City investigators probing the City Council slush fund scandal are examining the relationship between lobbyists, council members, and nonprofit organizations seeking public funding from the city, a source said.
Bringing lobbyists into the picture would be a logical extension of the city's Department of Investigation probe of the council's finances and distribution of public funds, which has led to the indictment of two council aides for allegedly embezzling $145,000 from a city-funded organization. The U.S. attorney's office also is investigating the City Council.
Many organizations seeking funding from the city hire lobbyists to represent them at City Hall and help compete for public dollars.

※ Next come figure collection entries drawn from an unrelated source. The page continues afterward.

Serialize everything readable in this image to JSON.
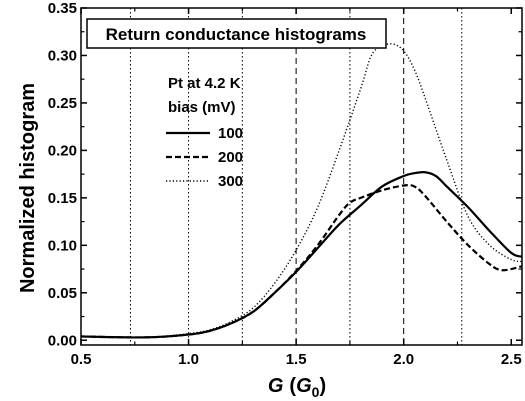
{
  "chart_data": {
    "type": "line",
    "title": "Return conductance histograms",
    "xlabel": "G",
    "xlabel_unit": "G",
    "xlabel_unit_sub": "0",
    "ylabel": "Normalized histogram",
    "xlim": [
      0.5,
      2.55
    ],
    "ylim": [
      -0.005,
      0.35
    ],
    "x_ticks": [
      "0.5",
      "1.0",
      "1.5",
      "2.0",
      "2.5"
    ],
    "y_ticks": [
      "0.00",
      "0.05",
      "0.10",
      "0.15",
      "0.20",
      "0.25",
      "0.30",
      "0.35"
    ],
    "legend_title_1": "Pt at 4.2 K",
    "legend_title_2": "bias (mV)",
    "dotted_vlines": [
      0.73,
      1.0,
      1.25,
      1.75,
      2.27
    ],
    "dashed_vlines": [
      1.5,
      2.0
    ],
    "series": [
      {
        "name": "100",
        "style": "solid",
        "x": [
          0.5,
          0.8,
          1.0,
          1.1,
          1.2,
          1.3,
          1.4,
          1.5,
          1.6,
          1.7,
          1.8,
          1.9,
          2.0,
          2.05,
          2.1,
          2.15,
          2.2,
          2.3,
          2.4,
          2.5,
          2.55
        ],
        "y": [
          0.004,
          0.003,
          0.006,
          0.01,
          0.018,
          0.03,
          0.05,
          0.072,
          0.097,
          0.122,
          0.142,
          0.162,
          0.173,
          0.176,
          0.177,
          0.173,
          0.162,
          0.14,
          0.115,
          0.092,
          0.088
        ]
      },
      {
        "name": "200",
        "style": "dashed",
        "x": [
          0.5,
          0.8,
          1.0,
          1.1,
          1.2,
          1.3,
          1.4,
          1.5,
          1.6,
          1.7,
          1.75,
          1.8,
          1.9,
          2.0,
          2.05,
          2.1,
          2.2,
          2.3,
          2.4,
          2.45,
          2.5,
          2.55
        ],
        "y": [
          0.004,
          0.003,
          0.006,
          0.01,
          0.018,
          0.03,
          0.05,
          0.073,
          0.1,
          0.132,
          0.145,
          0.15,
          0.158,
          0.163,
          0.162,
          0.152,
          0.125,
          0.1,
          0.08,
          0.074,
          0.075,
          0.078
        ]
      },
      {
        "name": "300",
        "style": "dotted",
        "x": [
          0.5,
          0.8,
          1.0,
          1.1,
          1.2,
          1.3,
          1.4,
          1.5,
          1.6,
          1.7,
          1.8,
          1.85,
          1.9,
          1.95,
          2.0,
          2.05,
          2.1,
          2.2,
          2.3,
          2.4,
          2.5,
          2.55
        ],
        "y": [
          0.004,
          0.003,
          0.007,
          0.011,
          0.02,
          0.034,
          0.06,
          0.095,
          0.14,
          0.2,
          0.265,
          0.3,
          0.31,
          0.312,
          0.305,
          0.285,
          0.255,
          0.19,
          0.13,
          0.1,
          0.085,
          0.083
        ]
      }
    ]
  }
}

There has been a renewed focus on the intersection of lobbying and public officials in New York after FBI agents last week raided the Albany offices of the lobbying and consulting firm of a former head of the state Republican Party. Investigators were trying to determine whether a former member of Congress, John Sweeney, was collecting money outside of campaign contributions in return for steering business to the firm, sources said.

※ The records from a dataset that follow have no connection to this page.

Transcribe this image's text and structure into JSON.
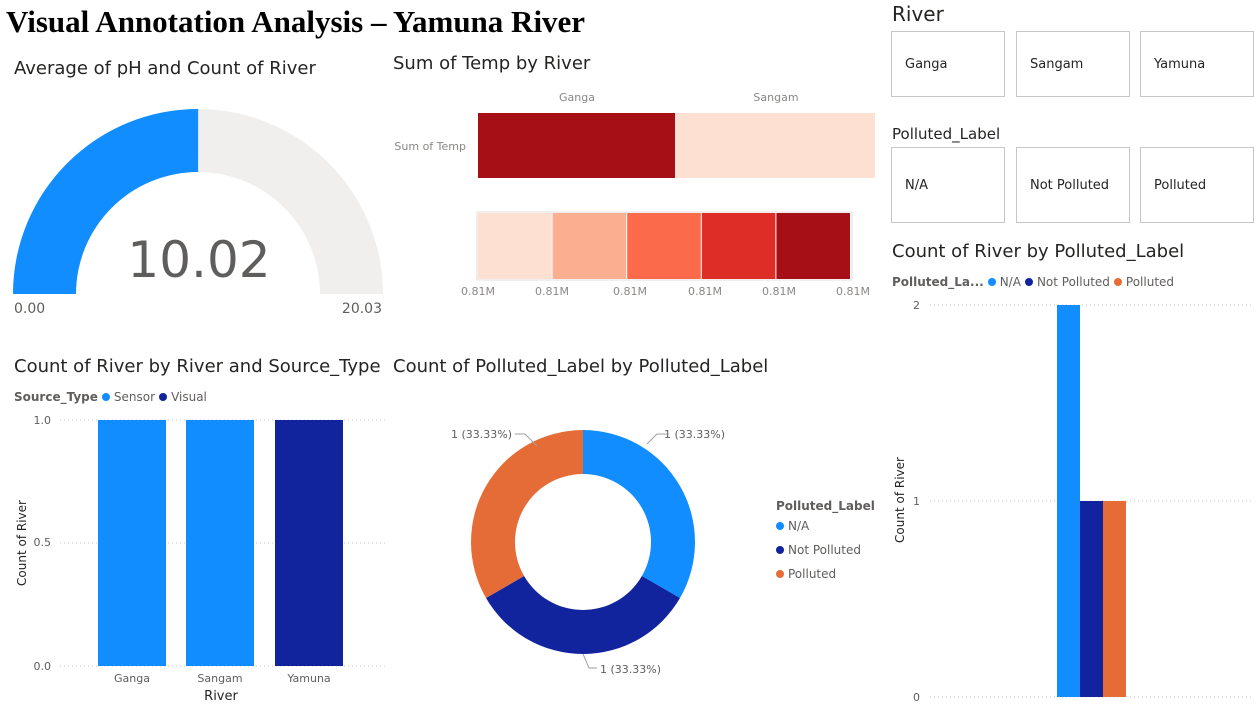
{
  "page": {
    "title": "Visual Annotation Analysis – Yamuna River"
  },
  "colors": {
    "blue": "#118DFF",
    "navy": "#12239E",
    "orange": "#E66C37",
    "gauge_bg": "#F0EFEE",
    "red_dark": "#A50F15",
    "red_light": "#FEE0D2"
  },
  "gauge": {
    "title": "Average of pH and Count of River",
    "value_label": "10.02",
    "min_label": "0.00",
    "max_label": "20.03",
    "chart_data": {
      "type": "gauge",
      "value": 10.02,
      "min": 0.0,
      "max": 20.03
    }
  },
  "heatmap": {
    "title": "Sum of Temp by River",
    "row_label": "Sum of Temp",
    "col_labels": [
      "Ganga",
      "Sangam"
    ],
    "scale_ticks": [
      "0.81M",
      "0.81M",
      "0.81M",
      "0.81M",
      "0.81M",
      "0.81M"
    ],
    "scale_colors": [
      "#FEE0D2",
      "#FCAE91",
      "#FB6A4A",
      "#DE2D26",
      "#A50F15"
    ],
    "chart_data": {
      "type": "heatmap",
      "rows": [
        "Sum of Temp"
      ],
      "columns": [
        "Ganga",
        "Sangam"
      ],
      "values": [
        [
          0.81,
          0.81
        ]
      ],
      "cell_colors": [
        "#A50F15",
        "#FEE0D2"
      ],
      "legend_ticks": [
        "0.81M",
        "0.81M",
        "0.81M",
        "0.81M",
        "0.81M",
        "0.81M"
      ]
    }
  },
  "column_chart": {
    "title": "Count of River by River and Source_Type",
    "legend_title": "Source_Type",
    "legend": [
      {
        "name": "Sensor",
        "color": "#118DFF"
      },
      {
        "name": "Visual",
        "color": "#12239E"
      }
    ],
    "y_axis_label": "Count of River",
    "x_axis_label": "River",
    "y_ticks": [
      "1.0",
      "0.5",
      "0.0"
    ],
    "chart_data": {
      "type": "bar",
      "categories": [
        "Ganga",
        "Sangam",
        "Yamuna"
      ],
      "series": [
        {
          "name": "Sensor",
          "values": [
            1,
            1,
            0
          ]
        },
        {
          "name": "Visual",
          "values": [
            0,
            0,
            1
          ]
        }
      ],
      "xlabel": "River",
      "ylabel": "Count of River",
      "ylim": [
        0,
        1
      ]
    }
  },
  "donut": {
    "title": "Count of Polluted_Label by Polluted_Label",
    "legend_title": "Polluted_Label",
    "legend": [
      {
        "name": "N/A",
        "color": "#118DFF"
      },
      {
        "name": "Not Polluted",
        "color": "#12239E"
      },
      {
        "name": "Polluted",
        "color": "#E66C37"
      }
    ],
    "slice_labels": [
      "1 (33.33%)",
      "1 (33.33%)",
      "1 (33.33%)"
    ],
    "chart_data": {
      "type": "pie",
      "labels": [
        "N/A",
        "Not Polluted",
        "Polluted"
      ],
      "values": [
        1,
        1,
        1
      ],
      "percent": [
        33.33,
        33.33,
        33.33
      ]
    }
  },
  "slicer_river": {
    "title": "River",
    "items": [
      "Ganga",
      "Sangam",
      "Yamuna"
    ]
  },
  "slicer_polluted": {
    "title": "Polluted_Label",
    "items": [
      "N/A",
      "Not Polluted",
      "Polluted"
    ]
  },
  "clustered_chart": {
    "title": "Count of River by Polluted_Label",
    "legend_title": "Polluted_La...",
    "legend": [
      {
        "name": "N/A",
        "color": "#118DFF"
      },
      {
        "name": "Not Polluted",
        "color": "#12239E"
      },
      {
        "name": "Polluted",
        "color": "#E66C37"
      }
    ],
    "y_axis_label": "Count of River",
    "y_ticks": [
      "2",
      "1",
      "0"
    ],
    "chart_data": {
      "type": "bar",
      "categories": [
        ""
      ],
      "series": [
        {
          "name": "N/A",
          "values": [
            2
          ]
        },
        {
          "name": "Not Polluted",
          "values": [
            1
          ]
        },
        {
          "name": "Polluted",
          "values": [
            1
          ]
        }
      ],
      "ylabel": "Count of River",
      "ylim": [
        0,
        2
      ]
    }
  }
}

A lawyer for Mr. Sweeney, E. Stewart Jones Jr., told the New York Times the raid was "an unnecessary exercise."
"There is absolutely no evidence to justify any conclusion of wrongdoing ... not by John Sweeney, not by his wife," he said.
The city's lobbying industry has ballooned in recent years. In 2006, the most recent year that data from the City Clerk's office was available, lobbyists collected more than $44 million in revenue. In 2001, the lobbying industry in the city earned less than $20.5 million.
Some city lobbyists also work as political consultants to council members, a dual role that has drawn criticism from some government observers who say the practice could lead to abuse or expose lobbyists to unnecessary conflicts of interest. The practice is legal.
"One would expect that if the U.S. attorney is looking at the council and the slush fund and the council's relationship to nonprofits, it's almost inevitable that they would begin examining lobbyists because they are often the intermediaries between council members and organizations," a professor of political science at Baruch College, Douglas Muzzio, said, noting that some lobbyists are partly responsible for helping get the officials for which they are lobbying elected to public office. "Lobbyists/consultants play a pivotal role in the process."
A spokeswoman for the Department of Investigation declined to comment.
The council slush fund scandal began in April, when it was disclosed that the council had been stashing millions of dollars behind fictitious groups in the budget, creating a fund the council speaker could dip into during the year to reward favored colleagues or organizations. Since 2001, more than $17 million was hidden in the budget, with $4.7 million set aside under the current council speaker, Christine Quinn.
Some of the money ultimately ended up going to an organization known as the Donna Reid Memorial Education Fund. The two indicted aides, who worked for Council Member Kendall Stewart of Brooklyn, allegedly stole from the organization.
The council's system of distributing money to local organizations at the request of individual council members is undergoing changes in the aftermath of the scandal, with nonprofits seeking funding now required to show they have the ability and experience to deliver the services they say they will deliver.
A former director of the New York Civil Liberties Union, Norman Siegel, who filed a motion requesting a judicial inquiry into the council's appropriation of city funds to fake groups, said he is seeking a hearing that would require witnesses to testify under oath "because the public needs to know how the process of budgeting is occurring in the 21st century with the City Council."
"All of these sources and leaks don't really put the picture together properly," he said.